Quite a lot for a two-letter word to carry.
But something even deeper may be going on. We’ve used ‘so’, for years, to start a joke. (“So there are these two blokes in the pub...”) Attention-grabber; subject-changer; interest-whetter. It’s the narrative ‘so’, a shorthand ‘once upon a time’. When Seamus Heaney came to translate the first line of Beowulf, he was confronted with hwæt: a word usually rendered as ‘lo’ or ‘hark’. Heaney needed to find his own voice, and he discovered it in his “big-voiced” Irish relatives: in their idiom, he writes, “‘so’ operates as an expression that obliterates all previous discourse and narrative, and at the same time functions as an exclamation calling for immediate attention.” His version begins:
So. The Spear-Danes in days gone by
and the kinds who ruled them had courage and greatness.
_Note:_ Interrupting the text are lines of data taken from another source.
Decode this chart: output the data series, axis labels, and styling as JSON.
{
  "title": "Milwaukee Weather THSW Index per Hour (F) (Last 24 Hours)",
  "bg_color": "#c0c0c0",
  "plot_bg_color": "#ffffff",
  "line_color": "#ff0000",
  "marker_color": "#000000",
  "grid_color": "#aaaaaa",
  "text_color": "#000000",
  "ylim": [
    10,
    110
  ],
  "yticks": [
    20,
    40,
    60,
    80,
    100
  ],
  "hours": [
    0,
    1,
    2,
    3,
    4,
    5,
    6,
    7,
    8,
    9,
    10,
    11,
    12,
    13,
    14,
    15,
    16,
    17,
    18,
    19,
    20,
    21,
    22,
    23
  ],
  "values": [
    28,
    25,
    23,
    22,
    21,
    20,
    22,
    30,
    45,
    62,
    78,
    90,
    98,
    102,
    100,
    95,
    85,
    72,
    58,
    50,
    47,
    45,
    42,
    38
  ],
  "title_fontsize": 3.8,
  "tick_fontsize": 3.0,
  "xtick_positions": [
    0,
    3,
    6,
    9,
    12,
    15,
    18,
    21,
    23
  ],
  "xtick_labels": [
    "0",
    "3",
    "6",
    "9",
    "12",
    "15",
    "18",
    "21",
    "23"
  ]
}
Maybe ‘so’ carries some of that weight in more prosaic conversation. It fulfils the need for something more comforting than a technical explanation: something with the aura of a story.
Of course, our conversations might improve if we removed this irritant. But we might self-censor more easily if we understood the source of the infection. As modern conversations threaten to splinter, perhaps we’re using ‘so’ to weave them into a tighter web. Listen, we say; you need to hear this. You’ll like this. And I’m saying it just for you.